The real kicker, though, is that T'Challa was right to be wary. As he almost always was during that era of Black Panther comics. Several international incidents (as well as misadventures involving time travel, mind controlling dragons, and cases of mistaken identity) later T'Challa came to blows with many a fellow superhero. Though he nearly always came out on top these victories didn't come without cost -- both physical and reputational.
If the introduction of The Illuminati isn't Marvel maven Brian Michael Bendis's greatest contribution to the comic book continuity it's damn close. The despicable council of Marvel's most arrogant, most patriarchal big shots set the stage for more than a decade of upheaval in the company's creative outlook.
And it wouldn't work nearly so well if it weren't for T'Challa -- a man who only appears in the first third of the team's one-shot debut issue, and then barely speaks.
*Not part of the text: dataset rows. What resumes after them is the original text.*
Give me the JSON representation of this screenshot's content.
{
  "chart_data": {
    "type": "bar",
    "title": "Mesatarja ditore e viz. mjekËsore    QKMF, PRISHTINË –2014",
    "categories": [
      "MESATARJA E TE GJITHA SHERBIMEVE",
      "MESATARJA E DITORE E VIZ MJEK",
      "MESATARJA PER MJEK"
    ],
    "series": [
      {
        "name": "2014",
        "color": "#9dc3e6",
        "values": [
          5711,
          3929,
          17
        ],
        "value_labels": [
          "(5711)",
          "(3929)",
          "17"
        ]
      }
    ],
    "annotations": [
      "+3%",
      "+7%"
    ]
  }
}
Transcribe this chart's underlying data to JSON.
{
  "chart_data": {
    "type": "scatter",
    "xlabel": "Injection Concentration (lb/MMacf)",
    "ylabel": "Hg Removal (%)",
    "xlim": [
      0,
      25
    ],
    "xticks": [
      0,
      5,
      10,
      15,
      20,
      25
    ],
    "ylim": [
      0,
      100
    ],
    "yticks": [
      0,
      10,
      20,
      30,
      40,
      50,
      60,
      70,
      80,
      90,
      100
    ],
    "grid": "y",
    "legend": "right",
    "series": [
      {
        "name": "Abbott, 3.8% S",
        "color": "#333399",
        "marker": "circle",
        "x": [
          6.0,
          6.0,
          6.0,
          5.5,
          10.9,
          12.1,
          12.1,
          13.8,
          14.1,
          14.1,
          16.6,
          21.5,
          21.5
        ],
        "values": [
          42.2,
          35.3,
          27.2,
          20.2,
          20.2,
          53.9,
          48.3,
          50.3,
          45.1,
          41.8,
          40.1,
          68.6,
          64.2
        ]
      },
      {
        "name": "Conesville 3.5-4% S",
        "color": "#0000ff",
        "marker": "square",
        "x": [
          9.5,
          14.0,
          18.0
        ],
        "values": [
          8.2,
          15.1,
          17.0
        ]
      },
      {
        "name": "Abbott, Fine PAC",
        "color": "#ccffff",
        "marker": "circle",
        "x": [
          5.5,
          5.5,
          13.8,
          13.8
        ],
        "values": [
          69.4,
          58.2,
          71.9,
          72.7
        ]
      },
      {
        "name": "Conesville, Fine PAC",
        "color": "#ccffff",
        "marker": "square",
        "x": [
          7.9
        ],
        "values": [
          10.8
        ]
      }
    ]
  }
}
Though what he does say is pretty important.
"Walk away now," his advice concludes. At the time, of course, T'Challa was right. He saw the gathering of self-appointed white dudes (including Reed Richards, Charles Xavier, Tony Stark, and more) for what they were. Just as he saw his place in it as their token black participant. Rather than be a shade of justification in their little club, however, T'Challa did what he advised. The Black Panther walked away, and left the rest of the room to their bad choices.
Jump cut to that aforementioned decade later, and things have changed. Ten years after telling his supposed peers to go screw T'Challa became the driving force for The Illuminati's reformation.
Some might see this as an admission that the Black Panther was wrong, but really it only highlights one of his great strengths: patience. Bendis's iteration of The Illuminati only wanted to flex their culturally mandated control. Something they "accomplished" with world-class decision making. Such as blasting the Hulk off into space, and falling to infighting over the Superhuman Registration Act.
When T'Challa got the band back together during Jonathan Hickman's New Avengers, it was to prevent universal extinction. Rogue, parallel universes were bleeding through into our beloved Earth-616, threatening to crash, like, every party everywhere. T'Challa displayed one of his greatest characteristics -- absurd amounts of patience -- in bringing them together to combat an actual threat. Not to mention he got to do so on his terms, since it was he and his fellow Wakandans that discovered the threat in the first place.